Dossier

 Liquidation judiciaire

Par Joane Eftekhari
Publié le 7 décembre 2023

Comme toute entreprise commerciale, artisanale ou industrielle, le locataire titulaire d’un bail commercial est susceptible un jour de rencontrer des problèmes financiers. En effet, une entreprise en difficulté risque de se retrouver en état de cessation des paiements qui intervient dès lors que son actif disponible n’est plus suffisant pour combler son passif exigible. Quand cela se produit, le paiement des loyers peut rapidement être impacté et le bailleur se retrouve à détenir un créance auprès du locataire.

Pour faire en sorte que la situation de l’entreprise ne s’aggrave pas au point de mettre en péril son activité commerciale, le représentant légal peut avoir recours à une procédure collective. Si l’état des créances est relativement faible, une conciliation aboutissant à un accord amiable ou une procédure de sauvegarde avec la mise en place de mesures correctives peuvent suffire.

Dans le cas contraire, une procédure de redressement judiciaire peut être ouverte par le locataire lui-même, ou tout créancier qui aurait un intérêt à agir pour recouvrer sa dette. Dans l’éventualité où il est manifestement impossible que l’entreprise soit sauvée, les intéressés ont la possibilité de demander l’ouverture d’une procédure particulière nommée procédure de liquidation judiciaire afin que les dettes soient remboursées. 

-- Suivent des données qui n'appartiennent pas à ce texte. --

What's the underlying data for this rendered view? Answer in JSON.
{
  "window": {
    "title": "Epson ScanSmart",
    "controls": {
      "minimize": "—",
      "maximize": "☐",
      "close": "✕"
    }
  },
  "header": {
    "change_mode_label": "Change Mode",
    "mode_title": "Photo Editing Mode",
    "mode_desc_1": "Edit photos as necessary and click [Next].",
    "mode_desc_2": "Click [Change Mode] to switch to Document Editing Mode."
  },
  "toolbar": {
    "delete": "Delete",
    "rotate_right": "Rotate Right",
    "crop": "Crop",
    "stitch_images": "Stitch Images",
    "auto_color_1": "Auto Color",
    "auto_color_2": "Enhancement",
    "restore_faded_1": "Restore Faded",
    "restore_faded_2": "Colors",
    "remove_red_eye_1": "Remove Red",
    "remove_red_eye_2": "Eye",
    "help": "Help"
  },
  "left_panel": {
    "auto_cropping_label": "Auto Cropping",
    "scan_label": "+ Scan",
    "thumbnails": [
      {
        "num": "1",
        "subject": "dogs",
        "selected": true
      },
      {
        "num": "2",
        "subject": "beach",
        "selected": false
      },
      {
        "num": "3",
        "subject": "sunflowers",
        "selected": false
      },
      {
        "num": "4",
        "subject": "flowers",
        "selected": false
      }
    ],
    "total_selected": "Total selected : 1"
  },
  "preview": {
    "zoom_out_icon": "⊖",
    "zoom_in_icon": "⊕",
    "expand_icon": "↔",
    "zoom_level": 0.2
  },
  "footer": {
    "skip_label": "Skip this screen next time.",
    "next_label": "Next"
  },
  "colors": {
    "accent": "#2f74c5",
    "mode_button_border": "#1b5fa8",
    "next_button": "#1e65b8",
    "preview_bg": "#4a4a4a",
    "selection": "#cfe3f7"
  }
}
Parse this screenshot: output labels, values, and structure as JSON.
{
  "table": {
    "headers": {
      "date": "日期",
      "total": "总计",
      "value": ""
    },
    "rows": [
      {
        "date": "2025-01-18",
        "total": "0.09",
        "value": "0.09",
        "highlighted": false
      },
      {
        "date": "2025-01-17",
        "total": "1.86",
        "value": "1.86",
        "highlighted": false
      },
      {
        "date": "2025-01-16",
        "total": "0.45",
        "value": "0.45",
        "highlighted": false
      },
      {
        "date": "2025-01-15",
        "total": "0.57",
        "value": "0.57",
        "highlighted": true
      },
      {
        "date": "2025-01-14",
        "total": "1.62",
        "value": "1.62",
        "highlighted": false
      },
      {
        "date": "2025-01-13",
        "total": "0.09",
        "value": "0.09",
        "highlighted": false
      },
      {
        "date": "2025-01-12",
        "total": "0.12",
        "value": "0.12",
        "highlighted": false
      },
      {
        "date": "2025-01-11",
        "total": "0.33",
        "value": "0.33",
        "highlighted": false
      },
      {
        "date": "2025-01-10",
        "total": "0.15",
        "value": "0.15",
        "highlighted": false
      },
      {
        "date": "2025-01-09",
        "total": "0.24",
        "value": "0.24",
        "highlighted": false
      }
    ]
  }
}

La conciliation et la procédure de sauvegarde

Dès l’apparition de la première difficulté, le locataire peut solliciter la nomination d’un conciliateur pour tenter de trouver un accord avec le principal débiteur. Si la situation s’avère plus compliquée, une procédure de sauvegarde pourra être ouverte afin que l’entreprise obtienne à un plan de sauvegarde qu’elle devra suivre pour s’en sortir.



Le redressement judiciaire

Lorsque le titulaire du bail ne peut plus faire face au paiement de ses dettes, et par conséquent payer ses  loyers, avec ses actifs disponibles, il est en état de cessation de paiement. Le tribunal de commerce saisi prend alors un jugement d’ouverture d’une procédure de redressement judiciaire qui désigne un mandataire judiciaire, un administrateur judiciaire et un juge commissaire. Une période d’observation débute pour analyser la situation jusqu’à, si tout va bien, un plan de continuation soit établi pour relancer l’activité.

La liquidation judiciaire

Si le rétablissement de l’entreprise s’avère impossible lors du redressement, celle-ci doit être placée en liquidation. Un jugement d’ouverture d’une procédure de liquidation désigne un liquidateur dont la mission est notamment de vendre les actifs pour rembourser les créanciers. Puis un jugement de liquidation judiciaire est prononcé qui met fin à l’activité commerciale.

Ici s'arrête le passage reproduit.